Sobre sanduíches de pernil, bolinhos de bacalhau e um rissole Michelin
Acredito não haver dúvida no fato de que os botecos, no que diz respeito tanto à forma quanto ao conteúdo, sejam descendentes diretos das tascas portuguesas. Um balcão (com o dono da bodega ou alguém da família à frente), algumas mesinhas e, à venda, uns tragos e especialidades da casa, como bolinho de bacalhau e sanduíche de pernil. Dos dois lados do Atlântico é assim.
Cá em São Paulo – na verdade aí, visto que estou a redigir este texto durante um voo entre Portugal e Alemanha –, de fato, podemos comer ótimos sanduíches de pernil e deliciosos bolinhos de bacalhau.
Se sou capaz de garantir que é em Portugal que encontro o melhor sanduíche de pernil, o mesmo não posso dizer, de jeito nenhum, do bolinho de bacalhau – e olha que esta não é a minha primeira vez no pais. Em matéria de bolinho de bacalhau, São Paulo não tem para ninguém.
A começar pelo fato de que nas tascas lusitanas é raro encontrar bolinhos que sejam fritos na hora em que o cliente pede. Já aconteceu comigo em Lisboa, Évora, Guimarães, Coimbra e no Porto: ao pedir um pastelinho de bacalhau, como são chamados, recebi um salgado frio. Questão de costume? Pode ser, mas em São Paulo estou mal-acostumado a pedir e receber um bolinho frito na hora, como acontece, por exemplo, no Bar Léo, às quartas e sábados, dias em que são servidos ou no Dona Felicidade, minha pedida de sempre para começar qualquer refeição ali.
Já no Porto, me ocorreu de pedir um bolinho de bacalhau na Casa Guedes e recebe-lo friozinho da silva. Pudera, a coisa certa a fazer ali é tomar lugar na fila, separar uma nota de 5 e uma moeda de 1 euro e pedir ao sr. Manuel, no caixa, um sanduíche de pernil com queijo de ovelha mais um chope (ou "fino"). Em seguida, aguardar no balcão, de preferência a observar o sr. César, o irmão mais novo do Manuel, a montar o sanduíche, cuja carne é assada à moda de Baião, vilarejo de 3.000 habitantes nos arredores do Porto.

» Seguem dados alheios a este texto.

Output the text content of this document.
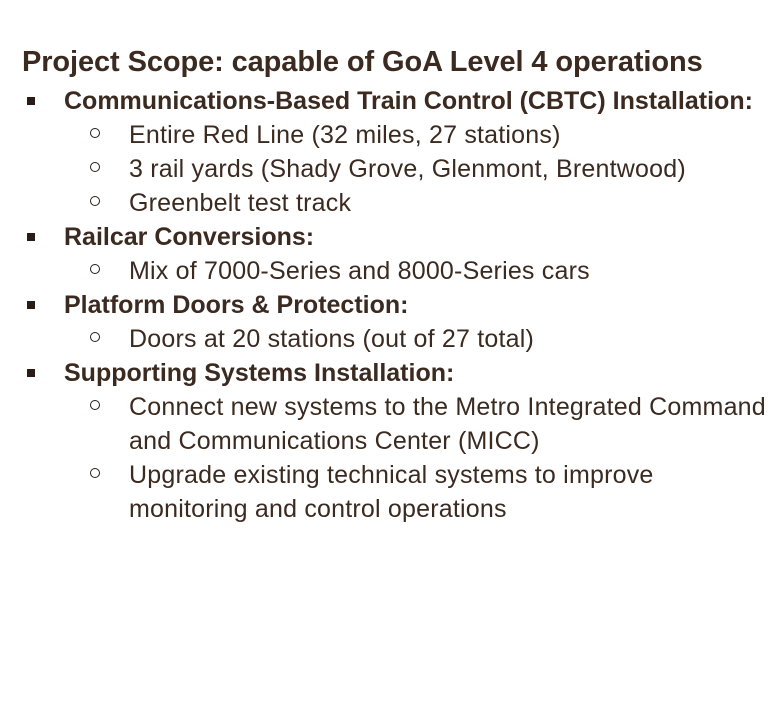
Project Scope: capable of GoA Level 4 operations
Communications-Based Train Control (CBTC) Installation:
Entire Red Line (32 miles, 27 stations)
3 rail yards (Shady Grove, Glenmont, Brentwood)
Greenbelt test track
Railcar Conversions:
Mix of 7000-Series and 8000-Series cars
Platform Doors & Protection:
Doors at 20 stations (out of 27 total)
Supporting Systems Installation:
Connect new systems to the Metro Integrated Command and Communications Center (MICC)
Upgrade existing technical systems to improve monitoring and control operations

O ritual de montagem da 'sande' segue o seguinte passo-a-passo: 1. Corta-se ao meio o pão de bola ligeiramente torrado; 2. Deita-se uma fatia de queijo de ovelha sobre a banda debaixo; 3. Apanham-se umas lascas de pernil; 4. Derrama-se, por fim, boa quantidade do molho do próprio assado.
Tentei arrancar do seu Manél qual seria o segredo daquele saboroso molho cor de ferrugem, mas ele desconversou. O que se sabe é que é assado pela dona Albertina (talvez seja pela dona Augusta, a cunhada; por favor, o leitor só não me pergunte qual delas é a esposa do César e quem é casada com o Manél).
Sem nenhum demérito ao pernil do Estadão, com seu molho de pimentão e cebola, ou ao que o Zé Luis serve no Pompeia Bar, na minha opinião o mais gostoso entre os sandubas que ele prepara ali na zona Oeste.
Mas na Casa Guedes, reafirmo, está o melhor sanduíche de pernil que já comi.
(PS: e por falar em boteco, na sexta-feira passada, durante o jantar que a Revista de Vinhos anunciou os 10 melhores vinhos de Portugal lançados em 2018, comi um rissole de camarão no The Yeatman, em Vila Nova de Gaia. Um petisco de botequim, quem diria, presente no cardápio de um restaurante que ostenta duas estrelas Michelin. Quer saber? O rissole do Bar do Luiz Nozoie, no Bosque da Saúde, merece três.)
Vai lá:
Bar do Luiz Nozoie. Avenida Bosque da Saúde, 1210, Bosque da Saúde.
Bar Léo. Rua Aurora, 100, centro.
Casa Guedes. Praça dos Poveiros, 130, Porto.
Dona Felicidade. Rua Tito, 21, Vila Romana.
Estadão Bar e Lanches. Viaduto Nove de Julho, 193, centro.
Pompeia Bar. Rua Augusto de Miranda, 712, Pompeia.
The Yeatman. Rua do Choupelo, 4400-088, Vila Nova de Gaia.